Film Pixara przypomina stary problem: choć kino LGBT w obiegu arthouse’owym i festiwalowym ma silną reprezentację oraz wybitnych twórców, na większą widownię mogą liczyć pojedyncze, głośne, nominowane do Oscarów hity, takie jak „Tajemnica Brokeback Mountain”, „Moonlight” czy „Tamte dni, tamte noce”, a zbiorową wyobraźnię kształtują przede wszystkim widowiskowe blockbustery, docierające do każdego zakątka świata.
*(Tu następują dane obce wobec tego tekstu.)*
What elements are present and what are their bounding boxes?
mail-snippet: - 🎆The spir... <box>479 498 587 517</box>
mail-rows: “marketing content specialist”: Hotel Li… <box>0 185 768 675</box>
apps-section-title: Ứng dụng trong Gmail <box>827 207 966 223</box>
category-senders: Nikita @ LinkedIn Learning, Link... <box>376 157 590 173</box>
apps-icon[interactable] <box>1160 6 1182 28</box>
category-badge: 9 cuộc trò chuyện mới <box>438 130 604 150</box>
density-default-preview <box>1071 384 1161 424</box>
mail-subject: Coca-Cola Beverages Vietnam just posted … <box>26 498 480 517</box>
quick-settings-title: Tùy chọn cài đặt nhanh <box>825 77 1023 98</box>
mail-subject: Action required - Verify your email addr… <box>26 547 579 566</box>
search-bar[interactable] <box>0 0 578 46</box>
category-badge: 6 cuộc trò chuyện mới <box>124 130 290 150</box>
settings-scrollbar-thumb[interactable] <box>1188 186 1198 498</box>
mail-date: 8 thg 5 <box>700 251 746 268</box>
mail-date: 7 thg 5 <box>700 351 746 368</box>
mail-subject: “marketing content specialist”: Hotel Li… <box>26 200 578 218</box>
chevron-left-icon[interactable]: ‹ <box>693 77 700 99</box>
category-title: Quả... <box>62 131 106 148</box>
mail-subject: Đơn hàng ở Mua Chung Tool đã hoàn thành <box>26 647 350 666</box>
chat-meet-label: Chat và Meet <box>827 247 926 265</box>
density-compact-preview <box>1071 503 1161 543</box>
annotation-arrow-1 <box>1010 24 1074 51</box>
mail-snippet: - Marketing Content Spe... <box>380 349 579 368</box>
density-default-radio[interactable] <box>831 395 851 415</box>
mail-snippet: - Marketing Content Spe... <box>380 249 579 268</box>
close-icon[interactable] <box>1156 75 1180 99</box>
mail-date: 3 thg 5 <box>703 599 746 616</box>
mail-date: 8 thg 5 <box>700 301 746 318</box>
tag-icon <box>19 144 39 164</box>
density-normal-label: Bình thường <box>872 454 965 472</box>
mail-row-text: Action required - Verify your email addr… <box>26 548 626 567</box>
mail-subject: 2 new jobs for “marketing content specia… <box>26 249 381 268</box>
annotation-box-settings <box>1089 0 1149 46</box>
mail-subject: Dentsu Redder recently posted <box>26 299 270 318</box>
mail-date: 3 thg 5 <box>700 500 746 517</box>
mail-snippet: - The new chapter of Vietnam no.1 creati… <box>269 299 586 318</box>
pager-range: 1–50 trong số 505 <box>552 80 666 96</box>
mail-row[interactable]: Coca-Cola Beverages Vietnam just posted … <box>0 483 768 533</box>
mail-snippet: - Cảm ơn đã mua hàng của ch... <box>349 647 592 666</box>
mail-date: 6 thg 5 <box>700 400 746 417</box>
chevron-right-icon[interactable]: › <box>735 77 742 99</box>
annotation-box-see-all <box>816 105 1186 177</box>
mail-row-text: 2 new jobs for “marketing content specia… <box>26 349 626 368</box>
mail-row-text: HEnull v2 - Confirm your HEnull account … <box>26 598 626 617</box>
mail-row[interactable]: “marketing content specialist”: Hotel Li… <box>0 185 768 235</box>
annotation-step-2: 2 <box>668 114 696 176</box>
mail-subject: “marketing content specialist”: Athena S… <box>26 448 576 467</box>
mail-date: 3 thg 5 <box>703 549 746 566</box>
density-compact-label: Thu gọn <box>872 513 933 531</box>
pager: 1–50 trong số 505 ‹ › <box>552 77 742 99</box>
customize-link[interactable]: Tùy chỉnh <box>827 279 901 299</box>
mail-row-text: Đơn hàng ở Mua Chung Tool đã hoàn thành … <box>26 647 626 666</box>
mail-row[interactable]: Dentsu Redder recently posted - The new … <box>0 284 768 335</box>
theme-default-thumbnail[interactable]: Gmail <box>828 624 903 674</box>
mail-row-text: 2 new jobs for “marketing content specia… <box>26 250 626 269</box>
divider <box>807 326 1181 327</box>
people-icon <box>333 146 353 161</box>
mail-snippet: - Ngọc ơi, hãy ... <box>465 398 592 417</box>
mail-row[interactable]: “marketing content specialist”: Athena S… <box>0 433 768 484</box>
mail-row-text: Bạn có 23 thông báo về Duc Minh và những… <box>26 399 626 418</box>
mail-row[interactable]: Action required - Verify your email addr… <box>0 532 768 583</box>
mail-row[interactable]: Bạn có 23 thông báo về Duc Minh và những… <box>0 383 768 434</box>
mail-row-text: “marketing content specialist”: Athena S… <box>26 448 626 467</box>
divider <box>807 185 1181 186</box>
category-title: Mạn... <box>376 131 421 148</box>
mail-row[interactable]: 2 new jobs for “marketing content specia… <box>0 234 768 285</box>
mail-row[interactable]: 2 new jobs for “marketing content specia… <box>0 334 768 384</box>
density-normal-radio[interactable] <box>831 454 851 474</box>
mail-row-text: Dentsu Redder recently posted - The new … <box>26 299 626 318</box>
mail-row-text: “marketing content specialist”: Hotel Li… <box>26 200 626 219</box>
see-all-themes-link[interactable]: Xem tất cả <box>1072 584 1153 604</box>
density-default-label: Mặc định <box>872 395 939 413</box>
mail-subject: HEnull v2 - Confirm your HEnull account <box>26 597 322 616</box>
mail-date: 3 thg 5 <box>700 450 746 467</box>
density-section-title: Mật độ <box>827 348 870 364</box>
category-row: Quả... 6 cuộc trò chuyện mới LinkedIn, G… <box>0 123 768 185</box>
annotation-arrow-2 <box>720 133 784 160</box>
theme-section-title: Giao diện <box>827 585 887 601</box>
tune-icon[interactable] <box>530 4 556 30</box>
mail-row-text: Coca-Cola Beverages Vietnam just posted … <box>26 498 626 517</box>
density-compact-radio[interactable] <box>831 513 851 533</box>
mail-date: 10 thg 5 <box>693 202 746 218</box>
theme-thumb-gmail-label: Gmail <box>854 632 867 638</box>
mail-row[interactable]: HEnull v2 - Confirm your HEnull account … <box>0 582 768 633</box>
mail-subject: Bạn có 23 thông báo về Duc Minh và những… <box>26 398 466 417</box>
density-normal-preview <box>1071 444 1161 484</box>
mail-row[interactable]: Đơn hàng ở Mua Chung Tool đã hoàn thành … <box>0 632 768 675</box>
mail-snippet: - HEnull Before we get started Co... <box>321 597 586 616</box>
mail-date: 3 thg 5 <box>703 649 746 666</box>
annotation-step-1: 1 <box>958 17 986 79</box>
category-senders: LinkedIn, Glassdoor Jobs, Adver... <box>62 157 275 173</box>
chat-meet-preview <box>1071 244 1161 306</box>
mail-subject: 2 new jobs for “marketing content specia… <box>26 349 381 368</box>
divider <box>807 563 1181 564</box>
A w nich wątki LGBT pojawiały się dotychczas sporadycznie.
Oszustwa różowego kapitalizmu
Koncern Disneya – jak z przekąsem zauważył kiedyś Michał R. Wiśniewski w tekście pisanym dla serwisu internetowego POLITYKI – co chwilę ogłasza, że na ekranie pojawi się „pierwsza postać homoseksualna”. Za każdym razem głośno anonsowane okazywały się z reguły łatwymi do przegapienia epizodami: krótkim tańcem dwóch mężczyzn w aktorskiej wersji „Pięknej i Bestii”, jednopłciową parą antylop pojawiającą się na kilka sekund w „Zwierzogrodzie”, sceną, w której zrozpaczony człowiek opłakuje zmarłego partnera w „Avengers: Koniec gry”, pocałunkiem dwóch kobiet gdzieś na drugim planie najnowszych „Gwiezdnych wojen”, jednym zdaniem wypowiedzianym przez trzecioplanową postać w animowanym „Naprzód”.